Funding from multiple sources, including the California Department of Water Resources, CVPIA, National Oceanic and Atmospheric Association (NOAA), and Central Valley Tributaries Program, help make these side channel restoration projects possible.

“Our partners are critical. River Partners is an advocate for protected species like Central Valley chinook salmon and we rely on their on-the-ground work to make habitat restoration projects like this a reality,” said Ruth Goodfield, Marine Habitat Resource Specialist with the NOAA Restoration Center. “River Partners has built trust on all sides, from funding agencies like ours to permitting agencies and the public.”

Success can look different to different people, the broadest being more naturally occurring salmon in the Sacramento River and eliminating reliance on fish hatcheries. Rogner and Davis go deeper.
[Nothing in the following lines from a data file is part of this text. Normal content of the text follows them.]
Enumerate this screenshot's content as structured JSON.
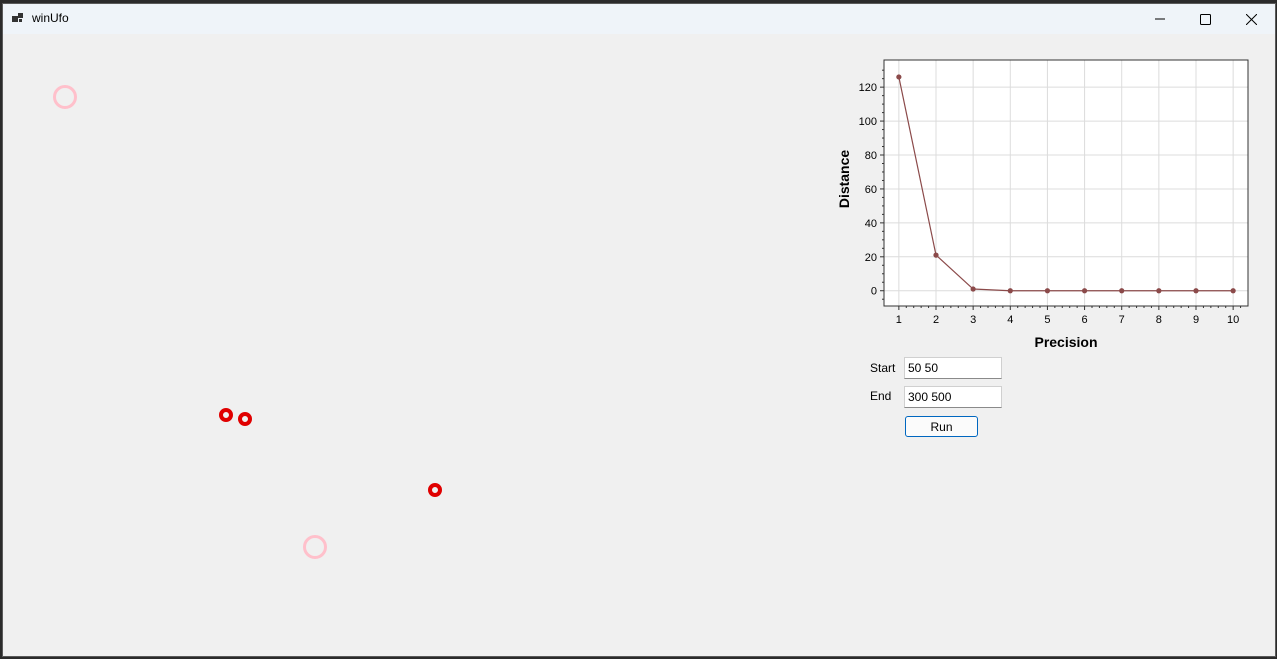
{
  "window": {
    "title": "winUfo",
    "controls": {
      "minimize": "minimize-icon",
      "maximize": "maximize-icon",
      "close": "close-icon"
    }
  },
  "form": {
    "start_label": "Start",
    "start_value": "50 50",
    "end_label": "End",
    "end_value": "300 500",
    "run_label": "Run"
  },
  "colors": {
    "accent": "#0067c0",
    "series": "#8b4a4a",
    "pink_marker": "#ffc0cb",
    "red_marker": "#e00000"
  },
  "chart_data": {
    "type": "line",
    "xlabel": "Precision",
    "ylabel": "Distance",
    "x": [
      1,
      2,
      3,
      4,
      5,
      6,
      7,
      8,
      9,
      10
    ],
    "series": [
      {
        "values": [
          126,
          21,
          1,
          0,
          0,
          0,
          0,
          0,
          0,
          0
        ]
      }
    ],
    "xlim": [
      0.6,
      10.4
    ],
    "ylim": [
      -9,
      136
    ],
    "yticks": [
      0,
      20,
      40,
      60,
      80,
      100,
      120
    ],
    "xticks": [
      1,
      2,
      3,
      4,
      5,
      6,
      7,
      8,
      9,
      10
    ],
    "grid": true
  }
}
“In the simplest terms, when you walk out to the river and you see baby salmon swimming around in these side channels, in what three months ago was a dry field of weeds and is now a channel with a little fish hiding behind the logs, that’s a good sign,” Rogner said. “When you see salmon spawning, feeding, and swimming, that’s a symbol of what a healthy river could look like.”

River Partners Associate Director of Restoration Science Michael Rogner says that because salmon touch so many parts of our state’s ecology over thousands of miles, “it needs lots of people working on every different segment of its life history—we’re focused on the rearing habitat part.”

“I think success means drawing more people into this area of work,” Davis said. “We’re not yet working at the scale that’s required, so if we can grow our partnerships with Tribes and others to do more floodplain restoration, I think that’s a benchmark of success to me.”

Meanwhile, as he works to restore side channels and protect the salmon population, Bowers feels a deep kinship as he places his hands in the soil, walks past vegetation, and touches the river waters his ancestors have for time immemorial.

“I look at my life and I’m able to give back. We have a whole crew of people helping to take care of our land and doing restoration work,” Bowers said. “As a Yurok Tribal member, it’s just so awesome.”